On cue, her nomination by Donald Trump to be director of national intelligence is mired in trouble and facing the possibility of failure, as Republicans and Democrats on the Senate intelligence committee coalesce to question her credentials. But it is not her views on Russia’s invasion of Ukraine or her previous skepticism about Assad’s use of chemical weapons that are making her the most jeopardised of Trump’s gallery of questionably qualified nominees.

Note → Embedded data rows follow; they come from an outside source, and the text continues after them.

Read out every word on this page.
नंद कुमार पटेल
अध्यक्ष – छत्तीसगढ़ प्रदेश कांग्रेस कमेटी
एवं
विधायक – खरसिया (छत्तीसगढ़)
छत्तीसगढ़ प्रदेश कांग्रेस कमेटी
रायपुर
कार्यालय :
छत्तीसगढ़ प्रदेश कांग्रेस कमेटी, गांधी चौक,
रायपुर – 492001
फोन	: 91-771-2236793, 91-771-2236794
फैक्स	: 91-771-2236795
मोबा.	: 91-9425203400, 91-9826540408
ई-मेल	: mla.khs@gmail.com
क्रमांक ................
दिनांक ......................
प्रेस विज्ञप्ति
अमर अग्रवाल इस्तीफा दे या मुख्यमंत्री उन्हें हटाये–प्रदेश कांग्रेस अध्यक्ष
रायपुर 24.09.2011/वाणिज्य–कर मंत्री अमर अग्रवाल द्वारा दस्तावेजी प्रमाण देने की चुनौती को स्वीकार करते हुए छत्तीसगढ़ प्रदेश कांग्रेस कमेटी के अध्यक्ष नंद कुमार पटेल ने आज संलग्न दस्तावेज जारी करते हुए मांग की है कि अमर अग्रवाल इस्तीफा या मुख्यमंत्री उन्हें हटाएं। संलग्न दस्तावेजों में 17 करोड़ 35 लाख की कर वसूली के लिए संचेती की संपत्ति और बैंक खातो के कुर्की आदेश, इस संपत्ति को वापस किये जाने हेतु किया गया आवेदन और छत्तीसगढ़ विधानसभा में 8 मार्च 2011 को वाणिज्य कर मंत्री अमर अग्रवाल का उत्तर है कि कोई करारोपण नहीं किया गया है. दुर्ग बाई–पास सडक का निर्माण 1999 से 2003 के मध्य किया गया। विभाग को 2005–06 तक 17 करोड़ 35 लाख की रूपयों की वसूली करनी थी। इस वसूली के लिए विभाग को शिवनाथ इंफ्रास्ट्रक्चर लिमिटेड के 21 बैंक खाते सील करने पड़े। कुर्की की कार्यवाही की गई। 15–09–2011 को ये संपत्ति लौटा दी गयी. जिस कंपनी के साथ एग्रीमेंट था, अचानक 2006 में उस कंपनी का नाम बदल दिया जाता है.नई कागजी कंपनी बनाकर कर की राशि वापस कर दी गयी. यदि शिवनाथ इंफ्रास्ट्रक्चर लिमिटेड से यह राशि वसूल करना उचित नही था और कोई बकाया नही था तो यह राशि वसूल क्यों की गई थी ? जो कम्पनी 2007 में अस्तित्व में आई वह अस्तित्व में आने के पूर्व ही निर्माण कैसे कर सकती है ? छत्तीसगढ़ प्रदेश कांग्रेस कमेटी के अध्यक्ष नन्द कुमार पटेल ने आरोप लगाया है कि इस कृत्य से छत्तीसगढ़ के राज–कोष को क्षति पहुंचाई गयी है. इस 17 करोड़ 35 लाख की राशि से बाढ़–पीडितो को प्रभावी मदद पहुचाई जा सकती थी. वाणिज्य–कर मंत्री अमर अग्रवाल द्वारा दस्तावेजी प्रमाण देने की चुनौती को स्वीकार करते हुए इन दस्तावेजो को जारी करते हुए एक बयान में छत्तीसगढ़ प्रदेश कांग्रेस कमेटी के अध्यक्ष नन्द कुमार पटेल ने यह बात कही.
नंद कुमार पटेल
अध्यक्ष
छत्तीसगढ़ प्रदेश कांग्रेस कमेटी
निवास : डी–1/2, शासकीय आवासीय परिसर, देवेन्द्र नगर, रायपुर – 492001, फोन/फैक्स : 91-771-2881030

Nor is it her potential role as an instrument of the restored president’s well-trailed thirst for a purge of an intelligence community he regards as a hostile “deep state”, made plain in an executive order that has been branded a “roadmap for retribution”. Instead, it is Gabbard’s past support for the now exiled former National Security Agency whistleblower, Edward Snowden, and her refusal to label him a “traitor” that is threatening to become the rock on which her nomination founders.
In a striking series of exchanges during her confirmation hearing on Thursday, Gabbard declined to denounce Snowden in unequivocal terms, despite repeated chivvying from Republican and Democratic senators, and to the obvious chagrin of both sides. An exchange with Michael Bennet, a Democratic senator from Colorado, was particularly rancorous. But it was hostility from Republicans – only three of whom Gabbard can afford to lose in a final confirmation vote – that has dimmed her prospects.
“I think it would befit you and be helpful to the way you are perceived by members of the intelligence community, if you would at least acknowledge that the greatest whistleblower in American history, so called, harmed national security by breaking the laws of the land around our intel authority,” Todd Young, a Republican senator for Indiana, told her, as irritation rose with Gabbard’s steadfast refusal to go further than saying Snowden “broke the law” and that she was focused on preventing a repeat.
The hostility from both sides partly reflected the nature of the committee itself, which is unusually bipartisan in an acutely polarised era partly because members from both parties tend to be foreign policy hawks. But focusing on Snowden – who in 2013 leaked to journalists, including from the Guardian, a trove of highly classified documents accessed while working as a contractor at the NSA – may also have been a convenient escape hatch for Republicans wary of excessively concentrating on Russia because of Trump’s own skepticism towards Ukraine’s cause and his record of affinity for Vladimir Putin.
Further fueling the antagonism is that Snowden’s disclosures exposed the committee’s complicity in a surveillance program that critics believed it had a duty to stop. “Snowden embarrassed this committee by doing its job,” said Ben Wizner, Snowden’s lawyer and head of the American Civil Liberties Union’s speech, privacy and technology project. “The committee approved in secret surveillance programs and activities that could not survive public scrutiny. All three branches of government changed course following the disclosures. Had the committee done its job, Snowden’s whistleblowing would not have been necessary.”.
Among other things, Snowden’s disclosure exposed the NSA’s Prism program, which allowed the agency to access emails, documents, photos and data held by technology companies including Facebook, Google and Microsoft under secret agreements enforced by the congressionally authorised threat of court action against those that refused to share information. He also revealed the bulk system XKeyscore, described as NSA’s Google, which enabled American intelligence agents to access and analyse global internet data.
Among the resulting backlash from the revelations were the end of the agency’s collection of millions of Americans’ phone records in bulk, and an increased public focus on digital privacy. The committee’s interrogation of Gabbard conveniently overlooked that Snowden exposed wrongdoing and that popular outrage over the massive surveillance program was intense and widespread – straddling the Republican-Democratic divide in a way that mirrors the demand by the bipartisan national security establishment for Snowden to be branded a traitor.